JACKSONVILLE, Fla. – Sept. 10 marks the peak of hurricane season, statistically. By now, everything is in full swing with warm water, more humid air in the tropics and a general pattern that favors long tracking strong hurricanes across the central Atlantic.
Satellite records since 1966 show, on average, there’s at least one storm present in the Atlantic basin on Sept. 10 at least 50% of the time.
This year, Tropical Storms Paulette and Rene are out in the Atlantic -- both expected to remain well out to sea -- and the National Hurricane Center is watching four other systems with various chances of becoming storms.
Hurricane Dora’s 1964 landfall in St. Augustine is a reminder how the odds for damage increase this time of year. It developed from a Cabo Verde tropical wave near the coast of Senegal and grew in strength north of the Greater Antilles.
FROM THE VAULT: Dora: Direct Hit
This year two tropical storms Paulette and Rene‘s serve as an example of classic Cabo Verde systems that develop in the far eastern Atlantic.
Cabo Verde hurricanes are often the most dangerous accounting for more than 75% of all major hurricanes developing in early to mid-September.
But while it is usually the busiest time for storms overall, Floridians are most likely to see a landfalling hurricane in October. Since 1851, 10 of the 17 major hurricanes to strike the U.S. mainland have occurred in Florida in the month of October.
What makes Florida so prone to hurricane strikes in October?
Storms tend to form closer to the western Caribbean Sea, eastern Gulf of Mexico and east of Florida in the Atlantic Ocean as the season winds down and shifts away from September storms that develop closer to Africa.

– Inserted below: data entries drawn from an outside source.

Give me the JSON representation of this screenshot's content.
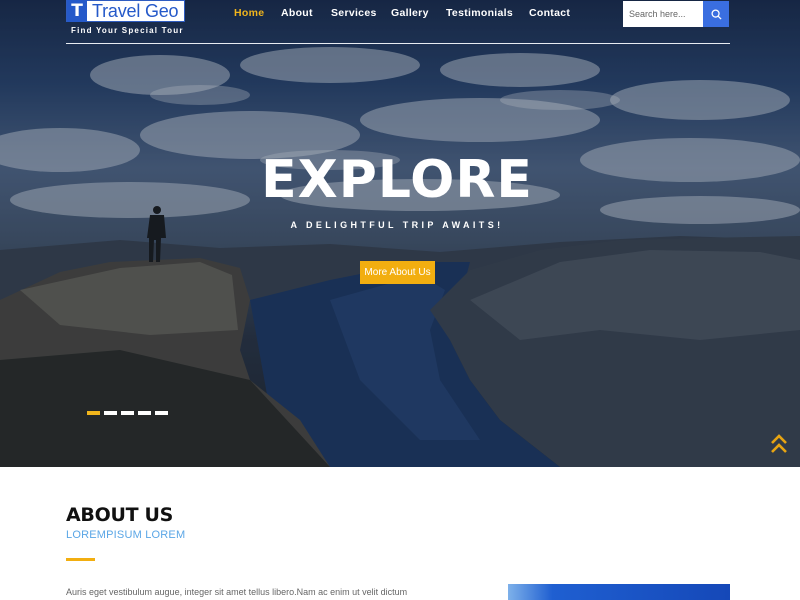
{
  "header": {
    "logo_mark": "T",
    "logo_text": "Travel Geo",
    "tagline": "Find Your Special Tour",
    "nav": [
      {
        "label": "Home",
        "active": true
      },
      {
        "label": "About"
      },
      {
        "label": "Services"
      },
      {
        "label": "Gallery"
      },
      {
        "label": "Testimonials"
      },
      {
        "label": "Contact"
      }
    ],
    "search_placeholder": "Search here...",
    "search_icon": "search-icon"
  },
  "hero": {
    "title": "EXPLORE",
    "subtitle": "A DELIGHTFUL TRIP AWAITS!",
    "button_label": "More About Us",
    "slide_count": 5,
    "active_slide": 1
  },
  "about": {
    "title": "ABOUT US",
    "subtitle": "LOREMPISUM LOREM",
    "text": "Auris eget vestibulum augue, integer sit amet tellus libero.Nam ac enim ut velit dictum"
  },
  "colors": {
    "accent": "#f2ae10",
    "brand_blue": "#2559c9",
    "link_blue": "#5aa6e6"
  }
}
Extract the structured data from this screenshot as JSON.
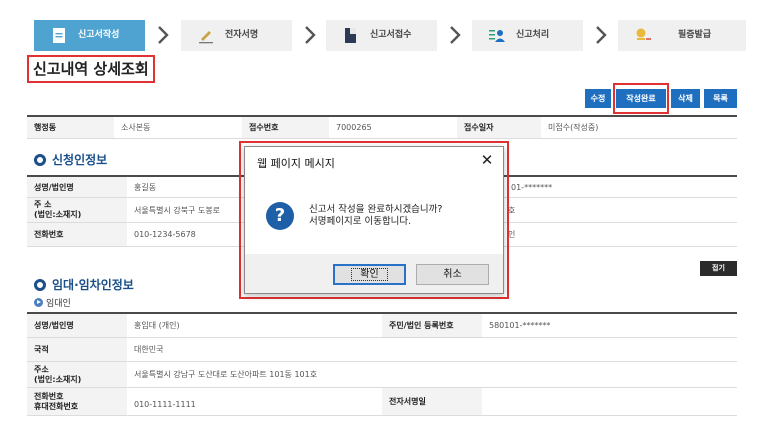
{
  "steps": [
    {
      "label": "신고서작성",
      "icon": "document-icon",
      "active": true
    },
    {
      "label": "전자서명",
      "icon": "pen-icon",
      "active": false
    },
    {
      "label": "신고서접수",
      "icon": "folder-icon",
      "active": false
    },
    {
      "label": "신고처리",
      "icon": "person-list-icon",
      "active": false
    },
    {
      "label": "필증발급",
      "icon": "certificate-icon",
      "active": false
    }
  ],
  "page_title": "신고내역 상세조회",
  "actions": {
    "edit": "수정",
    "complete": "작성완료",
    "delete": "삭제",
    "list": "목록"
  },
  "info": {
    "dong_label": "행정동",
    "dong_value": "소사본동",
    "receipt_no_label": "접수번호",
    "receipt_no_value": "7000265",
    "receipt_date_label": "접수일자",
    "receipt_date_value": "미접수(작성중)"
  },
  "applicant": {
    "section_title": "신청인정보",
    "name_label": "성명/법인명",
    "name_value": "홍길동",
    "rrn_value": "01-*******",
    "address_label": "주    소\n(법인:소재지)",
    "address_value": "서울특별시 강북구 도봉로",
    "address_tail": "호",
    "phone_label": "전화번호",
    "phone_value": "010-1234-5678",
    "phone_tail": "인"
  },
  "lease": {
    "section_title": "임대·임차인정보",
    "fold_label": "접기",
    "sub_title": "임대인",
    "name_label": "성명/법인명",
    "name_value": "홍임대 (개인)",
    "rrn_label": "주민/법인 등록번호",
    "rrn_value": "580101-*******",
    "nation_label": "국적",
    "nation_value": "대한민국",
    "address_label": "주소\n(법인:소재지)",
    "address_value": "서울특별시 강남구 도산대로 도산아파트 101동 101호",
    "phone_label": "전화번호\n휴대전화번호",
    "phone_value": "010-1111-1111",
    "esign_label": "전자서명일",
    "esign_value": ""
  },
  "dialog": {
    "title": "웹 페이지 메시지",
    "message_line1": "신고서 작성을 완료하시겠습니까?",
    "message_line2": "서명페이지로 이동합니다.",
    "ok": "확인",
    "cancel": "취소"
  }
}
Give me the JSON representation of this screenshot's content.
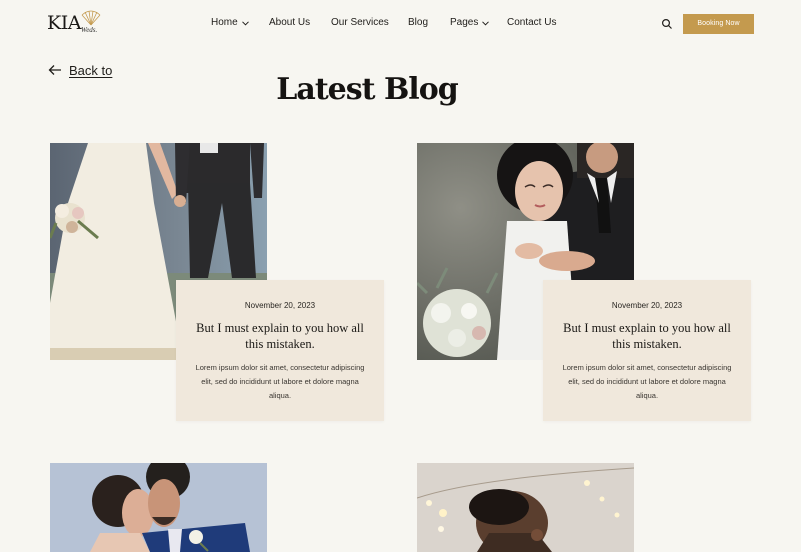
{
  "header": {
    "logo_main": "KIA",
    "logo_sub": "Weds.",
    "nav": [
      {
        "label": "Home",
        "dropdown": true
      },
      {
        "label": "About Us",
        "dropdown": false
      },
      {
        "label": "Our Services",
        "dropdown": false
      },
      {
        "label": "Blog",
        "dropdown": false
      },
      {
        "label": "Pages",
        "dropdown": true
      },
      {
        "label": "Contact Us",
        "dropdown": false
      }
    ],
    "search_icon": "search-icon",
    "booking_label": "Booking Now",
    "accent_color": "#c49a4e"
  },
  "back": {
    "label": "Back to",
    "icon": "arrow-left-icon"
  },
  "page_title": "Latest Blog",
  "posts": [
    {
      "date": "November 20, 2023",
      "title": "But I must explain to you how all this mistaken.",
      "excerpt": "Lorem ipsum dolor sit amet, consectetur adipiscing elit, sed do incididunt ut labore et dolore magna aliqua.",
      "image": "bride-and-groom-walking-photo"
    },
    {
      "date": "November 20, 2023",
      "title": "But I must explain to you how all this mistaken.",
      "excerpt": "Lorem ipsum dolor sit amet, consectetur adipiscing elit, sed do incididunt ut labore et dolore magna aliqua.",
      "image": "couple-embracing-bouquet-photo"
    },
    {
      "image": "couple-forehead-touch-photo"
    },
    {
      "image": "groom-string-lights-photo"
    }
  ],
  "colors": {
    "background": "#f7f6f1",
    "card_box": "#f0e8dc",
    "accent": "#c49a4e"
  }
}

October cold fronts sweeping into the Gulf often steer storms into Florida as was the case with Hurricane Wilma when the Category 3 made landfall near Cape Romano with winds of 120 mph.
Many of these late-season storms can be strong like in 2016 when Hurricane Matthew passed just east of Jacksonville and Hurricane Sandy which was the third costliest hurricane ever.
Residents in Mexico Beach are still recovering from Hurricane Michael in 2018 (eighth most costly), and 2005’s Hurricane Wilma (ninth most costly).